What is Industrial Distribution?
The term refers to the goods and services a business supplies to another. Therefore, the function of industrial distributors involves an array of jobs to service a client. The task might be the sale of a piece of equipment that will boost production in a manufacturing facility. The supplier may not become involved until a problem arises. For example, a plant that bottles pasta sauce experiences a breakdown in a conveyor belt. As the distributor, you don’t need to know how to bottle sauce, but you do need to know which conveyor belt the customer requires to resolve the interruption.
The ultimate goal of the pasta bottling facility is to move their product to the consumer; this is known as consumer distribution. In contrast, I.D. is a cog in the supply chain that allows one business or manufacturing entity to maintain the movement of goods. The manufacturer outsources certain aspects of the production process to companies that can best serve its needs – either to fix a problem, increase production, expansion, or update equipment.
Here is a glimpse at some of the potential jobs in the field of industrial distribution:
Sales can have many components. For example, a sales representative or manager confers with a newly formed company about to launch its first products. The sales distributor meets with the client to assess what they need to begin operations. At the introductory phase, the rep wants to ensure that a trusting relationship forms at the outset, knowing this will lead to future sales as the company expands. As the rapport develops, the rep should maintain frequent contact with the client to address any concerns. Even a no-sale can go a long way toward showing that the rep has an interest in the success of the company. The success of which precedes the salesperson’s desire to sell.
A company may seek the assistance of an I.D. to increase its market share. If sales begin to lag, the client wants to know why and what it can do to regain and grow their presence in the respective market for its products. Enter the services of a marketing professional whose task it is to examine competitors, historical sales, market share, and other criteria to gain an overall picture of the situation.
Using statistics, the marketing representative scrutinizes data to ascertain why sales dropped and where there are avenues for growth. In this endeavor, the marketing team may consult with sales and operations personnel for their thoughts.
Computer software is another job title engaged in industrial distribution. With the preponderance of computers involved in manufacturing, sales, and analytics, this is a vast field. Many facilities use robotics in their operations; order revenue for 2019 amounted to $1.681 billion in robotic orders. Much of the demand comes from the automotive O.E.M. (original equipment manufacturer) industry that experienced a 50.5% increase in requests for 2019.

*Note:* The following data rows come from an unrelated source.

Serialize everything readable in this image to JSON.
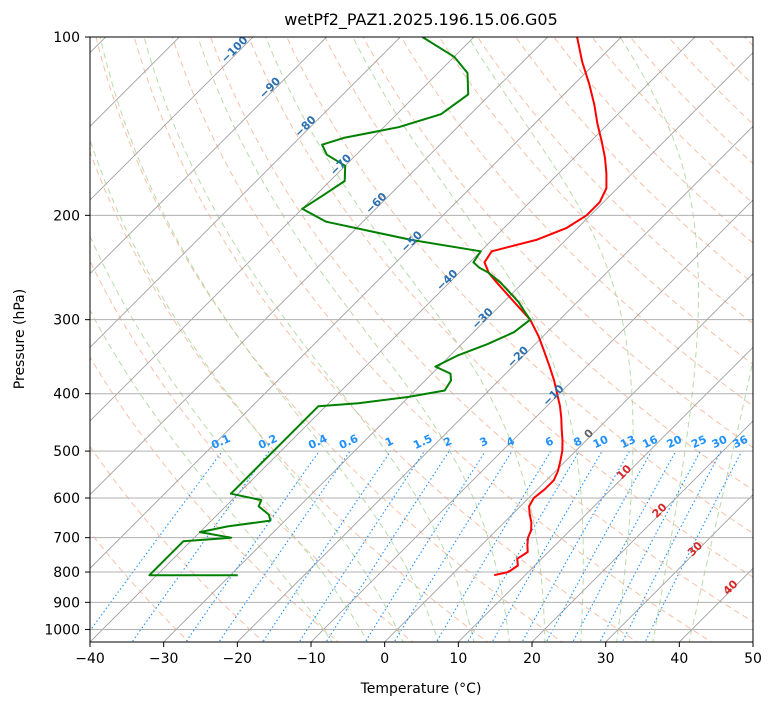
{
  "chart_data": {
    "type": "line",
    "title": "wetPf2_PAZ1.2025.196.15.06.G05",
    "xlabel": "Temperature (°C)",
    "ylabel": "Pressure (hPa)",
    "xlim": [
      -40,
      50
    ],
    "ylim": [
      1050,
      100
    ],
    "y_scale": "log",
    "grid": true,
    "x_ticks": [
      -40,
      -30,
      -20,
      -10,
      0,
      10,
      20,
      30,
      40,
      50
    ],
    "x_tick_labels": [
      "−40",
      "−30",
      "−20",
      "−10",
      "0",
      "10",
      "20",
      "30",
      "40",
      "50"
    ],
    "y_ticks": [
      100,
      200,
      300,
      400,
      500,
      600,
      700,
      800,
      900,
      1000
    ],
    "y_tick_labels": [
      "100",
      "200",
      "300",
      "400",
      "500",
      "600",
      "700",
      "800",
      "900",
      "1000"
    ],
    "skew_deg": 45,
    "colors": {
      "temperature": "#ff0000",
      "dewpoint": "#008000",
      "isotherm": "#a0a0a0",
      "dry_adiabat": "#f4a582",
      "moist_adiabat": "#a6d296",
      "mixing_ratio": "#1e90ff",
      "label_blue": "#2a6fb0",
      "label_red": "#d62728",
      "isobar": "#b0b0b0"
    },
    "series": [
      {
        "points": [
          [
            810,
            5.8
          ],
          [
            800,
            7.3
          ],
          [
            780,
            7.7
          ],
          [
            760,
            6.7
          ],
          [
            740,
            7.2
          ],
          [
            720,
            6.2
          ],
          [
            700,
            5.3
          ],
          [
            680,
            4.7
          ],
          [
            660,
            3.7
          ],
          [
            640,
            2.4
          ],
          [
            620,
            1.2
          ],
          [
            600,
            0.7
          ],
          [
            580,
            1.0
          ],
          [
            560,
            1.0
          ],
          [
            540,
            0.3
          ],
          [
            520,
            -0.7
          ],
          [
            500,
            -1.8
          ],
          [
            480,
            -3.2
          ],
          [
            460,
            -4.8
          ],
          [
            440,
            -6.4
          ],
          [
            420,
            -8.2
          ],
          [
            400,
            -10.3
          ],
          [
            380,
            -12.5
          ],
          [
            360,
            -15.0
          ],
          [
            340,
            -17.7
          ],
          [
            320,
            -20.6
          ],
          [
            300,
            -24.0
          ],
          [
            280,
            -28.6
          ],
          [
            260,
            -33.5
          ],
          [
            250,
            -36.0
          ],
          [
            240,
            -38.0
          ],
          [
            230,
            -38.5
          ],
          [
            220,
            -34.0
          ],
          [
            210,
            -31.5
          ],
          [
            200,
            -30.5
          ],
          [
            190,
            -30.5
          ],
          [
            180,
            -31.5
          ],
          [
            170,
            -33.5
          ],
          [
            160,
            -35.8
          ],
          [
            150,
            -38.5
          ],
          [
            140,
            -41.5
          ],
          [
            130,
            -44.5
          ],
          [
            120,
            -48.0
          ],
          [
            110,
            -52.0
          ],
          [
            100,
            -56.0
          ]
        ]
      },
      {
        "points": [
          [
            810,
            -29.0
          ],
          [
            810,
            -41.0
          ],
          [
            710,
            -41.0
          ],
          [
            700,
            -35.0
          ],
          [
            685,
            -40.0
          ],
          [
            670,
            -37.0
          ],
          [
            655,
            -32.0
          ],
          [
            640,
            -33.0
          ],
          [
            620,
            -35.5
          ],
          [
            605,
            -36.0
          ],
          [
            590,
            -41.0
          ],
          [
            580,
            -41.0
          ],
          [
            420,
            -41.0
          ],
          [
            415,
            -36.0
          ],
          [
            405,
            -30.0
          ],
          [
            395,
            -26.0
          ],
          [
            380,
            -26.5
          ],
          [
            370,
            -27.5
          ],
          [
            360,
            -30.5
          ],
          [
            345,
            -29.0
          ],
          [
            330,
            -26.5
          ],
          [
            315,
            -24.5
          ],
          [
            300,
            -24.0
          ],
          [
            290,
            -26.0
          ],
          [
            280,
            -28.0
          ],
          [
            260,
            -33.0
          ],
          [
            250,
            -36.0
          ],
          [
            245,
            -38.0
          ],
          [
            240,
            -39.5
          ],
          [
            230,
            -40.0
          ],
          [
            220,
            -51.0
          ],
          [
            205,
            -65.0
          ],
          [
            195,
            -70.0
          ],
          [
            185,
            -69.0
          ],
          [
            175,
            -68.0
          ],
          [
            165,
            -70.0
          ],
          [
            158,
            -74.0
          ],
          [
            152,
            -76.0
          ],
          [
            148,
            -74.0
          ],
          [
            142,
            -68.0
          ],
          [
            135,
            -64.0
          ],
          [
            125,
            -63.0
          ],
          [
            115,
            -66.0
          ],
          [
            108,
            -70.0
          ],
          [
            100,
            -77.0
          ]
        ]
      }
    ],
    "moist_adiabat_labels": [
      "−100",
      "−90",
      "−80",
      "−70",
      "−60",
      "−50",
      "−40",
      "−30",
      "−20",
      "−10",
      "0",
      "10",
      "20",
      "30",
      "40"
    ],
    "mixing_ratio_labels": [
      "0.1",
      "0.2",
      "0.4",
      "0.6",
      "1",
      "1.5",
      "2",
      "3",
      "4",
      "6",
      "8",
      "10",
      "13",
      "16",
      "20",
      "25",
      "30",
      "36"
    ]
  }
}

Computer software is the brains behind robotics. Therefore, software technicians must meet the customers’ needs to maintain and resolve computer glitches. A software (or hardware) problem could seriously hamper production resulting in lost time and sales.
The qualifications for this position typically require an M.B.A. Firms such as L.E.K. Consulting provide a full-service for a variety of industries through their 1,600+ professionals. According to its website, selected undergraduates become a Summer Associate working with a management consulting team. The next step is the invitation for exemplary M.B.A. students to work as a Summer Consultant for 8 to 10 weeks. The role may land you on a business services team that analyzes business models for clients in the assessment of new markets, for example.
Another job in the consulting arena is a warehouse consultant. The duties in this job exceed the confines of storing and moving pallets of goods. Warehousing is one spoke in the supply chain, as the efficiency in storage can facilitate distribution. A smooth warehouse operation reduces time searching and transferring products for shipment. To accomplish this objective, the warehouse consultant appraises the space, its usage, accessibility of goods, handling practices, logistics, the labor force, and more. These factors have a bearing on the profitability of the company.
Logistics is one phase in the distribution process that covers every stage of the supply chain from the purchase of raw materials to the transportation of the product to the buyer or consumer. The position may start by looking at the big picture, which is the entire manufacturing operation. From there, the logistician narrows the focus to the details per the above stages. The individual requires an analytical approach and a keen sense of organization. Upon the conclusion of his/her findings, a presentation to management is likely. Therefore, effective oral and written communications are crucial to the job.
The above jobs only scratch the surface of possible careers in the field of Industrial Distribution. With the diversity of positions comes a variance in the degrees that qualify one to work in the profession. Some of these include logistics, supply chain management, statistics, management, sales, marketing, and business administration.